- Born: June 24, 1980 (age 46) Poznań
- Genres: Classical
- Occupation: Conductor
- Instrument: Violin
- Years active: 2000–present
- Member of: Polish Radio Chamber Orchestra Amadeus
- Formerly of: Benjamin Britten Kammerorchester; Hanover Philharmonic; National Philharmonic Orchestra;

= Anna Duczmal-Mróz =

Polish conductor (born 1980)

Anna Duczmal-Mróz (born 24 June 1980 in Poznań) is a Polish conductor, the daughter of conductor Agnieszka Duczmal and double bassist Józef Jaroszewski. Since 2009, she has been the second conductor of the Polish Radio Chamber Orchestra Amadeus.

Anna Duczmal-Mróz studied violin under Krzysztof Węgrzyn at the Hochschule für Musik und Theatre in Hanover. There, her conducting talent was discovered by Japanese conductor Eiji Oue, who offered her conducting studies. She graduated with distinction in her class in 2005 and became assistant conductor of the Hanover Philharmonic.

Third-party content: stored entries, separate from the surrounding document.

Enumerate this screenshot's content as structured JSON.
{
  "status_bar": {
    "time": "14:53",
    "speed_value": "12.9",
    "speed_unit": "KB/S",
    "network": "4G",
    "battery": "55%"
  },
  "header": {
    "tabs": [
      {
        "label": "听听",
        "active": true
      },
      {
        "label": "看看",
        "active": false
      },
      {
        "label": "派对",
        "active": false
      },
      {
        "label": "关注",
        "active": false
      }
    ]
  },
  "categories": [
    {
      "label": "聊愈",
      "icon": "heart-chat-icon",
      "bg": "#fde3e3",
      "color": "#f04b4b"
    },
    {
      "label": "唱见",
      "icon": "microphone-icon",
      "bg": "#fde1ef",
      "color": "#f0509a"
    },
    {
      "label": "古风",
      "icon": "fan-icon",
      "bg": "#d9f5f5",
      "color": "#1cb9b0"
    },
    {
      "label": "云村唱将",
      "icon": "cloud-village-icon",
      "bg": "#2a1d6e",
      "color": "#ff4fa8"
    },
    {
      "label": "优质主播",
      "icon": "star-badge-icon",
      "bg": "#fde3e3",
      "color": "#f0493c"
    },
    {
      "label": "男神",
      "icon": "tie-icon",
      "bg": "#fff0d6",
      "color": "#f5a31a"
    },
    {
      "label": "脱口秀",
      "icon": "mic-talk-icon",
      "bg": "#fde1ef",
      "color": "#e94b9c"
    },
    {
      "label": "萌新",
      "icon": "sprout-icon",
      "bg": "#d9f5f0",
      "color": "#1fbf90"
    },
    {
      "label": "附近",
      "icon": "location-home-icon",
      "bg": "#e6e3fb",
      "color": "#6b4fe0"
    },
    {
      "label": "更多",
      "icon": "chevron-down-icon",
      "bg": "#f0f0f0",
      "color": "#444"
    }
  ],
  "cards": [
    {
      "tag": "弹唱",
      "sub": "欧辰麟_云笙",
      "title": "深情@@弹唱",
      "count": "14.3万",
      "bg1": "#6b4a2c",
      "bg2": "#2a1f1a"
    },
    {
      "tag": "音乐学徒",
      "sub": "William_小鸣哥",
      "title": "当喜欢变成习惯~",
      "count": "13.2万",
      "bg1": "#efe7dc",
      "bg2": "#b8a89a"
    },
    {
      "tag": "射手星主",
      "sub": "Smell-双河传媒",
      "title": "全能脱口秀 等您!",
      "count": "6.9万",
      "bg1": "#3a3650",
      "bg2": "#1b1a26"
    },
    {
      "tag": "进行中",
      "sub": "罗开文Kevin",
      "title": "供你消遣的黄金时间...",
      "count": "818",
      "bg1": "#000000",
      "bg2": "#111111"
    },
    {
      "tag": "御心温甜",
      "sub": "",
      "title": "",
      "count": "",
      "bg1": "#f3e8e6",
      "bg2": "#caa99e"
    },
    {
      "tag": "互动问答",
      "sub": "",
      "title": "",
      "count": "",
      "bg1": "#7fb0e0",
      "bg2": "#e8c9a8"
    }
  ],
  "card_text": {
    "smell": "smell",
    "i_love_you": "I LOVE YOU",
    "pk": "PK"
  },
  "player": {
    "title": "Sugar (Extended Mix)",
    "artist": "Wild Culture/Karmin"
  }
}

While still a student, in 2000 in Hanover she founded her own orchestra, the Benjamin Britten Kammerorchester, with which she gave concerts throughout Germany. In 2003 she participated in the 7th International Conducting Competition named after Grzegorz Fitelberg, where, as the only woman and the youngest (23 years old) participant in the competition, she made it to the semi-finals. She returned to Poland after seven years, when as a result of the competition she received the position of assistant conductor in the National Philharmonic Orchestra conducted by Antoni Wit.

She worked with orchestras in Germany, Italy, Denmark and the Belgian orchestra I Musici Brucellensis in the hall of the Palais des Beaux-Arts in Brussels. She made her debut in Poland with the Polish Radio Chamber Orchestra Amadeus, of which she has been the second conductor since 2009.

She has performed many times, including with the National Philharmonic Orchestra and Choir, Polish National Radio Symphony Orchestra, Krakow Philharmonic, Sinfonietta Krakow, Lublin Philharmonic, Poznań Philharmonic, Bydgostiensis Chapel, Płock Symphony Orchestra and Sinfonia Varsovia.